Most security breaches can be prevented through proper data validation.

One of the most fundamental concepts in IT security is data validation. It ensures that data in a system can be processed correctly and protects the system from “malicious” data. When used correctly, data validation can prevent a wide range of attacks, including cross-site scripting (XSS), SQL injection, and buffer overflows.

The screenshot on the left shows how important data validation is.

You can see a fraction of the published CVEs (Common Vulnerabilities and Exposures) from April 15, 2021. Within just four hours (12:15–16:15), seven vulnerabilities were published that could have been prevented with sufficient data validation.

For illustration purposes, the affected vulnerabilities are framed in red.


The five golden rules for secure data validation are as follows:

1. Server side Validation

Input validation must always take place on the server. Everything done on the client side is essentially bypassable. For example, if JavaScript is used for input validation, a simple script blocker is sufficient.

Attackers can also intercept and modify generated HTTP requests by using a web interception proxy. This can also be used to bypass client-side validation.

In principle, there is nothing to be said against additionally performing data validation on the client side. This prevents the server from rejecting many incorrectly formatted requests and the user from having to re-enter all the data. However, this is a usability feature rather than a security feature.

So, in overview:
Client side = Usability
Server side = Security

2. Never Trust Input

Keep this principle in your mind at all times. Even if the data appears to be trustworthy, do not expect it to be properly formatted.

All input data, whether from an interface, configuration files, or the database, must be validated.

Even if the data is generated by a self-written program, it is still recommended that it be validated.

If one of the validation steps fails, the entire content should be rejected. We do not recommend attempting to convert false input to real input because the code that does so can be abused by attackers.

3. Using Whitelists

A common mistake is to use blacklists for data validation. A blacklist or block list contains all characters (and strings) that are not allowed.

The problem with this is that a blacklist is almost never complete. Attackers often find ways to circumvent a blacklist, for example by encoding forbidden characters.

A whitelist, or allow list, contains all values that are allowed. All other values are rejected by default. Such a system can hardly be circumvented.

For structured data, there is the possibility to create a whitelist regular expression that specifies which characters may be used and what length the input must have.

4. Validate Syntax and Semantics

Validation of data can be accomplished in two ways.

The purpose of syntactic data validation is to ensure that data has the correct syntax, or structure. A social security number, for example, is always a ten-digit number. Date fields and e-mail addresses always have a consistent structure that can be verified. Regular expressions, for example, are useful for this.

Semantic data validation involves assessing data values in their context. For example, if an input field is a date of birth, it cannot be in the future.

To ensure the highest level of security, the syntax, and semantics must be validated.

5. Output Encoding

The output encoding is an important player in data validation.
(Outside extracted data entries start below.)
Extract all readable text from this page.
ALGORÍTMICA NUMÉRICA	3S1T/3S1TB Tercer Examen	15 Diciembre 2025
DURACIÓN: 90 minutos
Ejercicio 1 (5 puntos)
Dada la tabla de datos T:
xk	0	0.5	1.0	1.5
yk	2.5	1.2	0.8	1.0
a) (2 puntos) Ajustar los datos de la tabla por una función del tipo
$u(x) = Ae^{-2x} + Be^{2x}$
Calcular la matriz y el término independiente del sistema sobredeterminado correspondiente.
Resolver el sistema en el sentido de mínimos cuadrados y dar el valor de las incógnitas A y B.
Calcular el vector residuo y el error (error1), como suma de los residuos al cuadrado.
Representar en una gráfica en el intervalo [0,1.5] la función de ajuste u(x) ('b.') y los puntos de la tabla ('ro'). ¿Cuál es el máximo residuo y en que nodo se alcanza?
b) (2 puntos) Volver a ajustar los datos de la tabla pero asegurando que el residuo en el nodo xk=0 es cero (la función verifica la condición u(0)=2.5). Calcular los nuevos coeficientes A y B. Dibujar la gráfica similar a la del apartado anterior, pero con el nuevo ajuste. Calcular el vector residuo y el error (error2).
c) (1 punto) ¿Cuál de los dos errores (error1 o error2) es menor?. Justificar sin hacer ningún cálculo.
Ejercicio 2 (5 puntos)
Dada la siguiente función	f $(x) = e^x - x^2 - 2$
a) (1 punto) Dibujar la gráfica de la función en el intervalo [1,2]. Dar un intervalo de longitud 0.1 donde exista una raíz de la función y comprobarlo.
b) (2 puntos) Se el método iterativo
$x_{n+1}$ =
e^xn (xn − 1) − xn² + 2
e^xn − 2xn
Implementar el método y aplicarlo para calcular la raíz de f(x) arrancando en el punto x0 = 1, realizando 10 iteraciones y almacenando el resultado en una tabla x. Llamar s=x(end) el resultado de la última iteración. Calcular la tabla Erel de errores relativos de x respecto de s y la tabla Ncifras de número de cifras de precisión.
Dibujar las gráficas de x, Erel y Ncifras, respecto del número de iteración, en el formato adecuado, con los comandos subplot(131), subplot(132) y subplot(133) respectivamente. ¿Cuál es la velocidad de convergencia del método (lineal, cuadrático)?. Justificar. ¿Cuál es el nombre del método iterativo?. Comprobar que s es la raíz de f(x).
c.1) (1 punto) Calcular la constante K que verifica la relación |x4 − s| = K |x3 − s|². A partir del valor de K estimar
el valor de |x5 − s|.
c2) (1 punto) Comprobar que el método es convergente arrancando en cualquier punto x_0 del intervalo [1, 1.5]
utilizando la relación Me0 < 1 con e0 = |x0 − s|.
Essentially, not every “bad” character can be strictly forbidden as input.

If you want to avoid XSS but still allow symbols like, output encoding is required.

The context always dictates how a character should be encoded. Angle brackets, for example, can be encoded in an HTML context using HTML entities (& lt ; gt ;). Characters that are not permitted in URLs must be encoded in the HTTP context. Using URL encoding, the & symbol, for example, can be represented as%26.

Other common encodings include ASCII and UNICODE for text and Base64 for binary data.

In conclusion:

If you follow these five golden rules, you can avoid many security gaps.

Some of them include:

  • OWASP Top Ten A1: Injection
  • OWASP Top Ten A7: Cross-Site Scripting

Furthermore, attacks are made more challenging in general, and the attack surface is reduced.